Benchmarking French open-weight models against global proprietary standards for production runs.
Measurement protocol
We measured end-to-end latency (TTFB, tokens/s, p95) for Mistral Large 2 self-hosted on OVHcloud H100 instances versus GPT-4.1 via Azure OpenAI in westeurope, across three production-shaped workloads: short Q&A, long-context retrieval, and tool-calling chains.
Results — short Q&A (≤ 1K tokens)
Mistral self-hosted: TTFB 180 ms, 92 tok/s, p95 1.4 s. Azure GPT-4.1: TTFB 410 ms, 78 tok/s, p95 2.3 s. The colocated open-weight wins on cold-path latency by avoiding the multi-tenant routing overhead.

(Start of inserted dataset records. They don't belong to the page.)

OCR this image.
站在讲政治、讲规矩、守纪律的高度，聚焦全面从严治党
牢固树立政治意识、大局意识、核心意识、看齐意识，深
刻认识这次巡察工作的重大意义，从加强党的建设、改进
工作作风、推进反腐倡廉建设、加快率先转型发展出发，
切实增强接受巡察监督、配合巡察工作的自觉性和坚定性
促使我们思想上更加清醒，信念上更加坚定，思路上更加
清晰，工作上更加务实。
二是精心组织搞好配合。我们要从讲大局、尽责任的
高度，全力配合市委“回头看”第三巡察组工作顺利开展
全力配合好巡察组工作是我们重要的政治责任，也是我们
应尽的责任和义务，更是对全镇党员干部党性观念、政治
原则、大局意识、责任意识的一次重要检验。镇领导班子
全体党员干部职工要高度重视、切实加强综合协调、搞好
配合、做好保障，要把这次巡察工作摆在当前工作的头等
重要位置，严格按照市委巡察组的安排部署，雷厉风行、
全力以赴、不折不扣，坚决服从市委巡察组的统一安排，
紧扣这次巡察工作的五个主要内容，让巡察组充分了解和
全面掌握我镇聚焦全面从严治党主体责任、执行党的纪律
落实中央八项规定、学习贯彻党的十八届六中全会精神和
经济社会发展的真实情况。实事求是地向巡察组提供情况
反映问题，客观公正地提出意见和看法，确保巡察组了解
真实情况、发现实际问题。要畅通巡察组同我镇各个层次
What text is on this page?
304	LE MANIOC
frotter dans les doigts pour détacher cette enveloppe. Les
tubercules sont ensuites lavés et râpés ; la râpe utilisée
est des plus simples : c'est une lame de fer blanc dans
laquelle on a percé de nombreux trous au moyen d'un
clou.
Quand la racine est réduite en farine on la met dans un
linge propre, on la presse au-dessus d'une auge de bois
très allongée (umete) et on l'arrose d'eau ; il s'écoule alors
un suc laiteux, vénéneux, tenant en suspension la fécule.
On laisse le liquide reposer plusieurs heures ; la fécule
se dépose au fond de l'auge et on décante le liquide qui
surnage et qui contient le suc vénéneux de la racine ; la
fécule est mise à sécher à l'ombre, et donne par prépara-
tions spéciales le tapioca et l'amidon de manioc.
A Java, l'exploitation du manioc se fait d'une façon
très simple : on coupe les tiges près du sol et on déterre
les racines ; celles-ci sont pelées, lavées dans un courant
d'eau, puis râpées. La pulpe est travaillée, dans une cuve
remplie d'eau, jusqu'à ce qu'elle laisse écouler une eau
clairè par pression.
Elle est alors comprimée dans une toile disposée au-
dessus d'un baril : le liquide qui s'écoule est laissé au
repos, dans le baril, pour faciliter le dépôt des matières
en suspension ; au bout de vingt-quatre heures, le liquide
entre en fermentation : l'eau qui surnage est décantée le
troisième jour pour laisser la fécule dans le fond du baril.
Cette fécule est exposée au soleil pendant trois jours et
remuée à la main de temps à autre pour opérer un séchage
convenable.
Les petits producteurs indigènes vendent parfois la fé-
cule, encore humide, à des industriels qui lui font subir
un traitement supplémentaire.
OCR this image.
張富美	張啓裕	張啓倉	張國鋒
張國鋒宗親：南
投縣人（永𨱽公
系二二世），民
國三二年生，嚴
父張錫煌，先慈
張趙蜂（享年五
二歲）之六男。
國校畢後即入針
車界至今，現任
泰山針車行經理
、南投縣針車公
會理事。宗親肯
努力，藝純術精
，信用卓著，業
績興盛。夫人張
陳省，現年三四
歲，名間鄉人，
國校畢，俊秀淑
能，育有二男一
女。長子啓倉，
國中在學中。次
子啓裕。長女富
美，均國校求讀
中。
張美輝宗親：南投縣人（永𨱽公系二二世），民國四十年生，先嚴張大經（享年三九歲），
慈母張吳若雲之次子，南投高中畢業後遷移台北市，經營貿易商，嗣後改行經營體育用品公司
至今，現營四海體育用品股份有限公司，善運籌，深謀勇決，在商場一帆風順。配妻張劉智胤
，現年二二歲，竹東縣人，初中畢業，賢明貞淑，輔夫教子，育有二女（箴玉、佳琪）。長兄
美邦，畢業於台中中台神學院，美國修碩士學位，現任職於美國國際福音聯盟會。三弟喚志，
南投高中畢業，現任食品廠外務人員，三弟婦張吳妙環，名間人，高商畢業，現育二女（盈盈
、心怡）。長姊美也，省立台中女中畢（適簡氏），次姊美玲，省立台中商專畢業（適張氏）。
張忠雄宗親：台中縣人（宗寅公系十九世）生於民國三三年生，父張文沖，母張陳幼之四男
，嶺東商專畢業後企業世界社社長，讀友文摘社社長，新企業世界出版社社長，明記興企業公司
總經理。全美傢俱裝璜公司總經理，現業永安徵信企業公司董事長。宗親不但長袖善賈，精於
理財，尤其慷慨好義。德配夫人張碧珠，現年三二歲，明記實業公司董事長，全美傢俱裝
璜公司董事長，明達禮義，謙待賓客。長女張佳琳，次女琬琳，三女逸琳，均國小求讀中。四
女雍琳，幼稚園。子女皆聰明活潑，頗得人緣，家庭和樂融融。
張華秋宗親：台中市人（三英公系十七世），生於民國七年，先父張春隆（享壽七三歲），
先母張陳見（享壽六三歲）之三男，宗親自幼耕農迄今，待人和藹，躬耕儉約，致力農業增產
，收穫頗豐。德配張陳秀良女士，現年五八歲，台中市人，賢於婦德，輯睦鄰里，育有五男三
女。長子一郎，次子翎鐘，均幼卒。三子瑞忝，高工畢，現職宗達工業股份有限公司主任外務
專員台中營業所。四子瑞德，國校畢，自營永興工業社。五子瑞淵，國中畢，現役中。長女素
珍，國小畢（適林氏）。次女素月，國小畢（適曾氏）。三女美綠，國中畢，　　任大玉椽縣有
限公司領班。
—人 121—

Results — long context (32K tokens)
Throughput inverts. Azure GPT-4.1 sustains 76 tok/s at 32K, Mistral drops to 41 tok/s on a single H100 (KV cache pressure). Two-H100 deployment closes the gap but doubles cost.
Results — tool-calling chains
5-step agentic loops: GPT-4.1 5.8 s total, Mistral Large 2 7.2 s. Difference traced to fewer round-trips needed (GPT-4.1 emits cleaner tool args on first attempt — 0.7 retry/loop avg vs 1.4).
The sovereign verdict
For predictable short-form workloads under EU data residency, Mistral self-hosted is faster and cheaper at scale (€/Mtok). For agentic complexity, GPT-4.1 still wins on retry economics. Most enterprises will route per task class, not per vendor.